Piece ponad wszystko!
Z rozmysłem zdecydowaliśmy się na pozostanie przy tej starodawnej technologii grzewczej. Po pierwsze: działa świetnie, nawet przy zdezelowanych paleniskach. Nawet w największe mrozy dom w trzy godziny robił się cieplutki tak, że można było latać półnago. A po drugie: nowoczesny piec CO, z tymi wszystkimi rurkami i kaloryferami, w wiejskiej chacie, pasowałby jak pięść do nosa. I jeszcze konieczność zepsucia bryły domku dodatkowym pomieszczeniem na kotłownię. Piece są piękne, po prostu! Można się o nie oprzeć i ogrzać zadek, powiesić na nich ręcznik lub szlafrok, który rano jest przyjemnie cieplutki. Słychać i widać ogień, którego blask pełza po ścianach, wyzierając ze szpar między fajerkami. Już po pierwszej nocy wiedzieliśmy, że chcemy się grzać tylko w ten sposób. Podobnego zdania był nasz pies. A jego opinii nie można ignorować.

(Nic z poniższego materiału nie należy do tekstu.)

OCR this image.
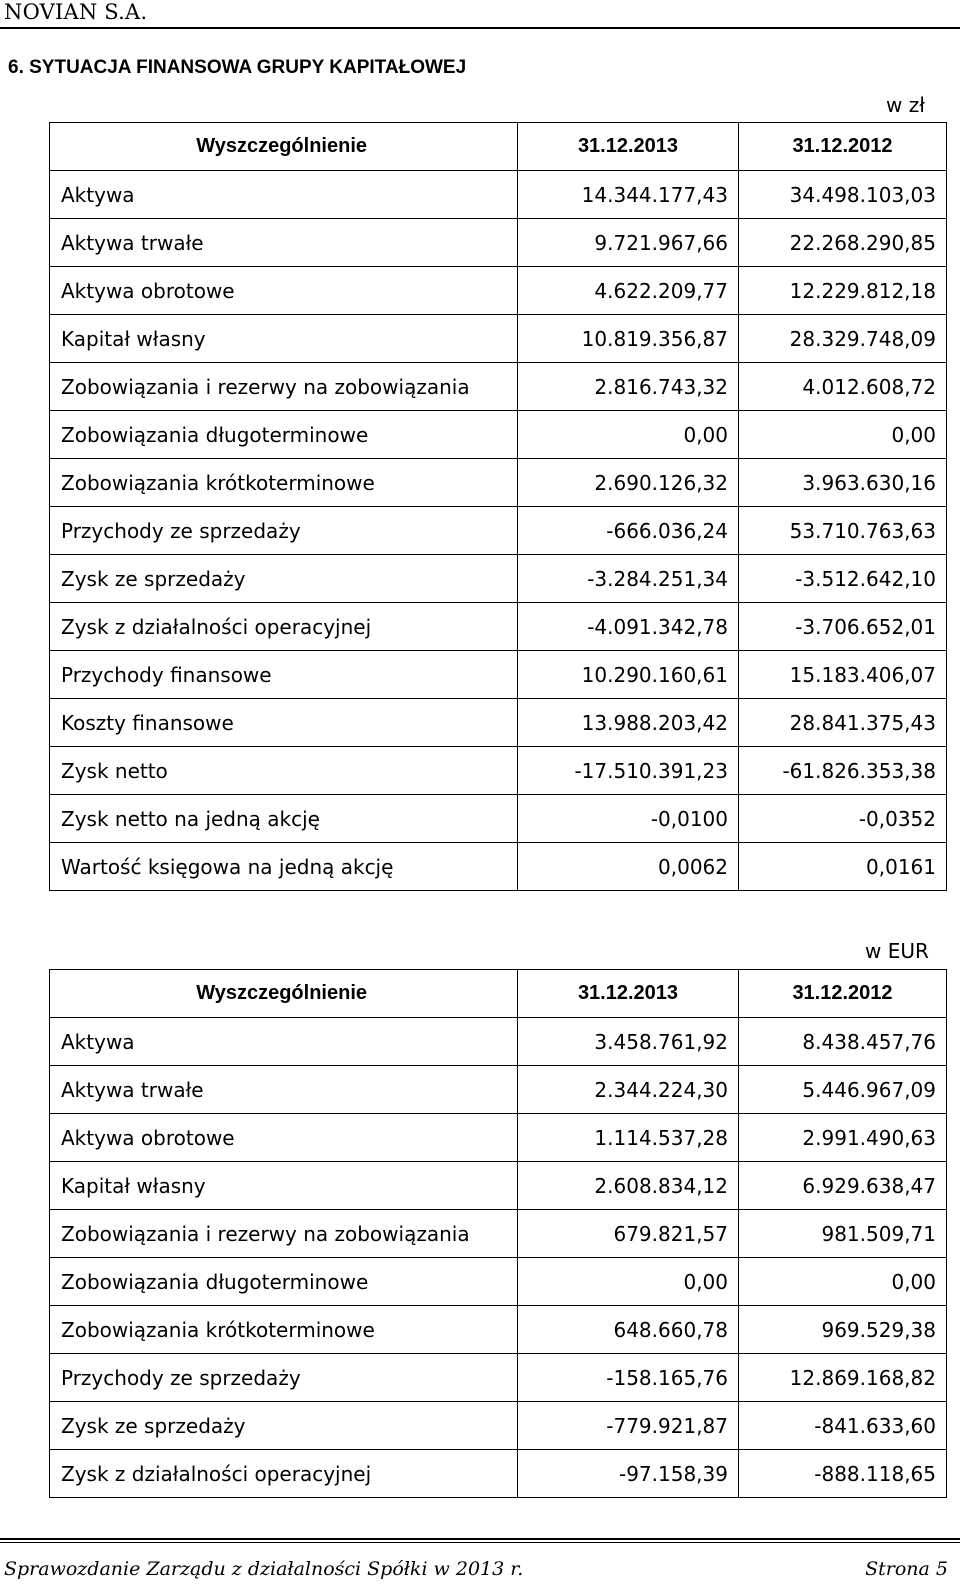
NOVIAN S.A.
6. SYTUACJA FINANSOWA GRUPY KAPITAŁOWEJ
w zł
Wyszczególnienie	31.12.2013	31.12.2012
Aktywa	14.344.177,43	34.498.103,03
Aktywa trwałe	9.721.967,66	22.268.290,85
Aktywa obrotowe	4.622.209,77	12.229.812,18
Kapitał własny	10.819.356,87	28.329.748,09
Zobowiązania i rezerwy na zobowiązania	2.816.743,32	4.012.608,72
Zobowiązania długoterminowe	0,00	0,00
Zobowiązania krótkoterminowe	2.690.126,32	3.963.630,16
Przychody ze sprzedaży	-666.036,24	53.710.763,63
Zysk ze sprzedaży	-3.284.251,34	-3.512.642,10
Zysk z działalności operacyjnej	-4.091.342,78	-3.706.652,01
Przychody finansowe	10.290.160,61	15.183.406,07
Koszty finansowe	13.988.203,42	28.841.375,43
Zysk netto	-17.510.391,23	-61.826.353,38
Zysk netto na jedną akcję	-0,0100	-0,0352
Wartość księgowa na jedną akcję	0,0062	0,0161
w EUR
Wyszczególnienie	31.12.2013	31.12.2012
Aktywa	3.458.761,92	8.438.457,76
Aktywa trwałe	2.344.224,30	5.446.967,09
Aktywa obrotowe	1.114.537,28	2.991.490,63
Kapitał własny	2.608.834,12	6.929.638,47
Zobowiązania i rezerwy na zobowiązania	679.821,57	981.509,71
Zobowiązania długoterminowe	0,00	0,00
Zobowiązania krótkoterminowe	648.660,78	969.529,38
Przychody ze sprzedaży	-158.165,76	12.869.168,82
Zysk ze sprzedaży	-779.921,87	-841.633,60
Zysk z działalności operacyjnej	-97.158,39	-888.118,65
Sprawozdanie Zarządu z działalności Spółki w 2013 r.	Strona 5
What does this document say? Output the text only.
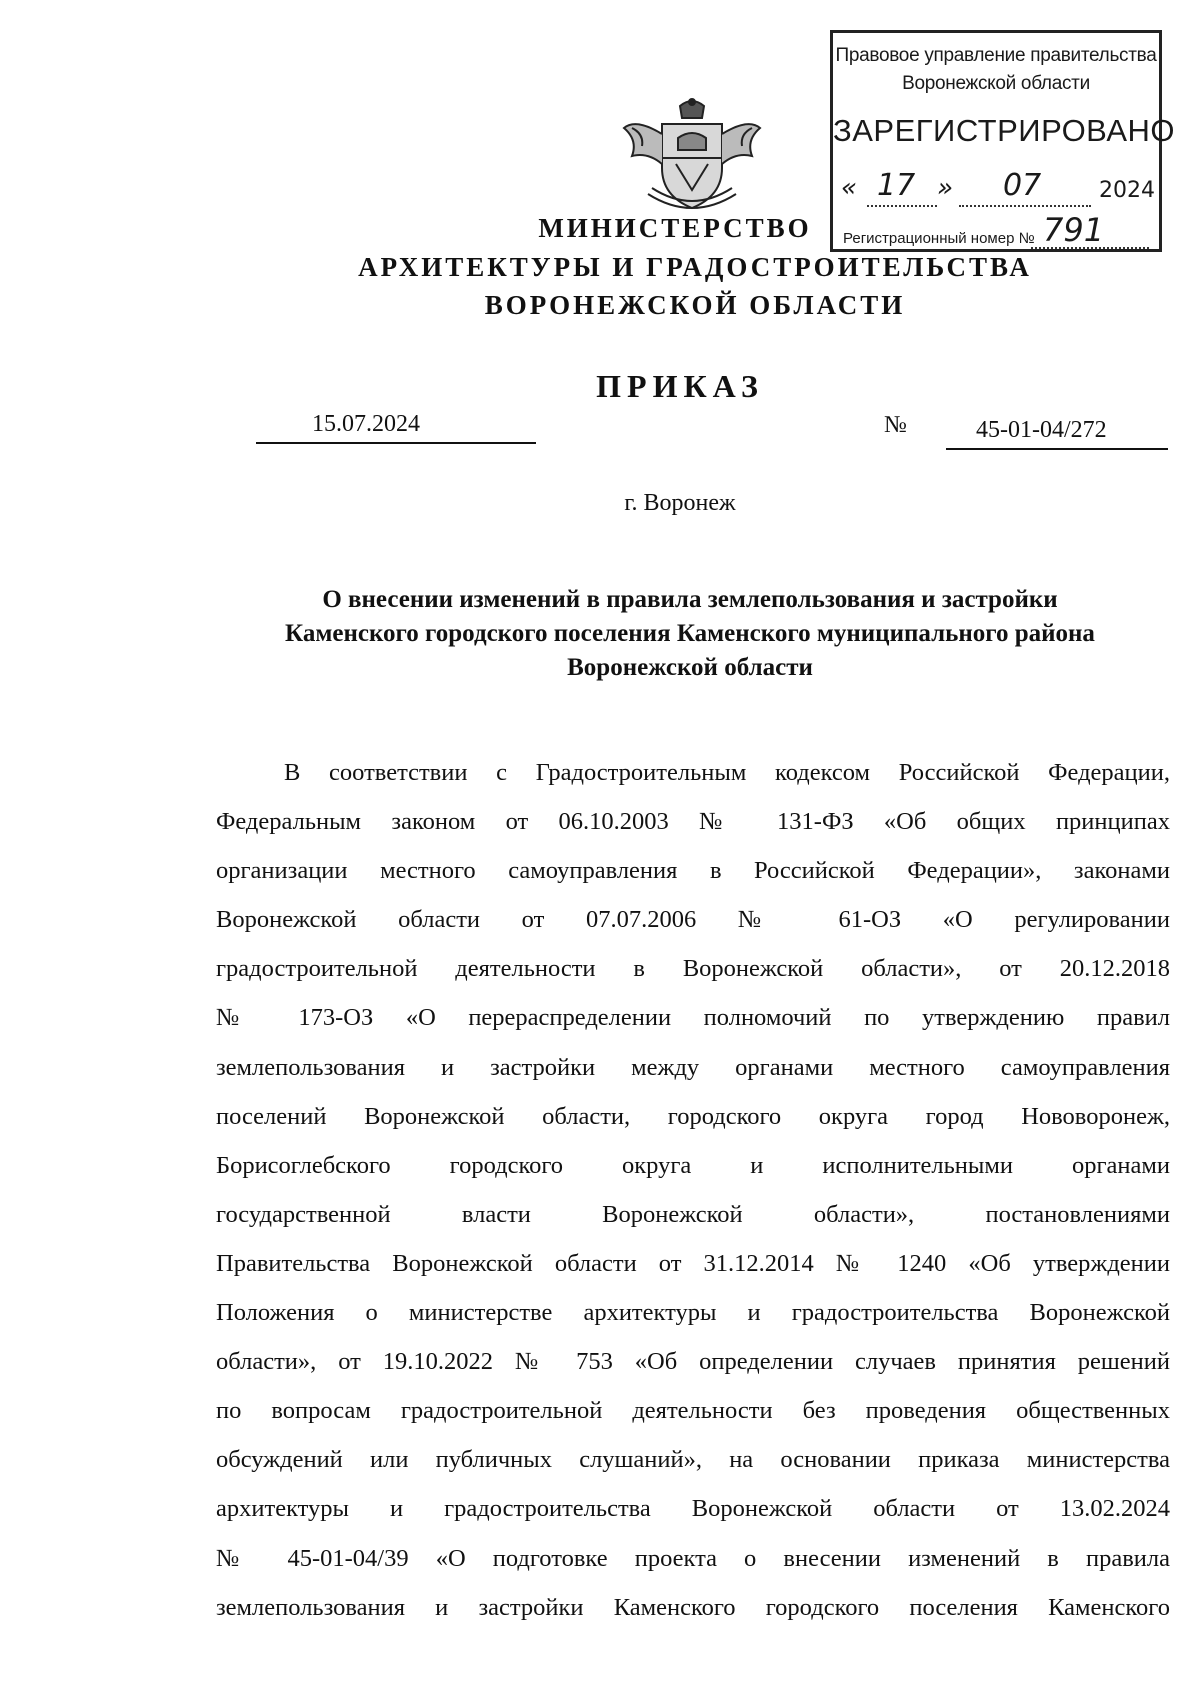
Правовое управление правительства
Воронежской области
ЗАРЕГИСТРИРОВАНО
« 17 » 07	2024
Регистрационный номер № 791
МИНИСТЕРСТВО
АРХИТЕКТУРЫ И ГРАДОСТРОИТЕЛЬСТВА
ВОРОНЕЖСКОЙ ОБЛАСТИ
ПРИКАЗ
15.07.2024	№	45-01-04/272
г. Воронеж
О внесении изменений в правила землепользования и застройки
Каменского городского поселения Каменского муниципального района
Воронежской области
В соответствии с Градостроительным кодексом Российской Федерации,
Федеральным законом от 06.10.2003 № 131-ФЗ «Об общих принципах
организации местного самоуправления в Российской Федерации», законами
Воронежской области от 07.07.2006 № 61-ОЗ «О регулировании
градостроительной деятельности в Воронежской области», от 20.12.2018
№ 173-ОЗ «О перераспределении полномочий по утверждению правил
землепользования и застройки между органами местного самоуправления
поселений Воронежской области, городского округа город Нововоронеж,
Борисоглебского городского округа и исполнительными органами
государственной власти Воронежской области», постановлениями
Правительства Воронежской области от 31.12.2014 № 1240 «Об утверждении
Положения о министерстве архитектуры и градостроительства Воронежской
области», от 19.10.2022 № 753 «Об определении случаев принятия решений
по вопросам градостроительной деятельности без проведения общественных
обсуждений или публичных слушаний», на основании приказа министерства
архитектуры и градостроительства Воронежской области от 13.02.2024
№ 45-01-04/39 «О подготовке проекта о внесении изменений в правила
землепользования и застройки Каменского городского поселения Каменского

Prędko rozpuściliśmy zatem po okolicy wici: potrzebny zdun, najchętniej niemłody, żeby znał swój fach. Kogo nie spytać – kierował nas do mitycznego Pana Mariana z Kosowa. Rzecz jasna, wiekowi zdunowie nie posiadają telefonów. Do zduna chadza się we własnej osobie, dom z kapliczką w ogródku, przy drodze na cmentarz. I wcale nie jest łatwo go zastać. To nie miejski fachowiec, który nie rozstaje się z komórką i jest ciągle w pędzie. Pan Marian ma kury, które wydziobały trawę na podwórzu do ostatniego źdźbła, i które ciągle są głodne, więc trzeba podsypać im ziarna. Pan Marian jest poważaną personą w miasteczku, i jak pojedzie na rowerze po zakupy, to przepada na wiele godzin, bo z każdą spotkaną osobą musi zamienić choć kilka słów (a szczególnie z paniami). Jednak gdy w końcu zastałem Pana Mariana i na przybicie targu uścisnął mi dłoń łapskiem wielkim jak bochen chleba, wiedziałem, że zleciłem pracę właściwemu człowiekowi.
Pan Marian
Dzień Pana Mariana w pracy (i jego dzielnego pomocnika, zresztą rodzonego brata, Pana Henryka) to jak hymn na cześć zduńskiego fachu. W wykonaniu, uwaga, osiemdziesięciodwulatka. O 8 rano Pan Marian wysiada z auta, stękając i sapiąc i klnie przyjęte zlecenie. Na co mi to było, cholerna robota, nie na moje stare gnaty! I po co to komu, w domu było siedzieć, sam diabeł mnie podkusił! Następnie Pan Marian wspina się z trudem na cztery schodki tarasu. Obserwatora słabej wiary od razu dopadłyby wątpliwości. A może nie da rady? A może już nie powinien? A co będzie, jak wykorkuje przy pracy?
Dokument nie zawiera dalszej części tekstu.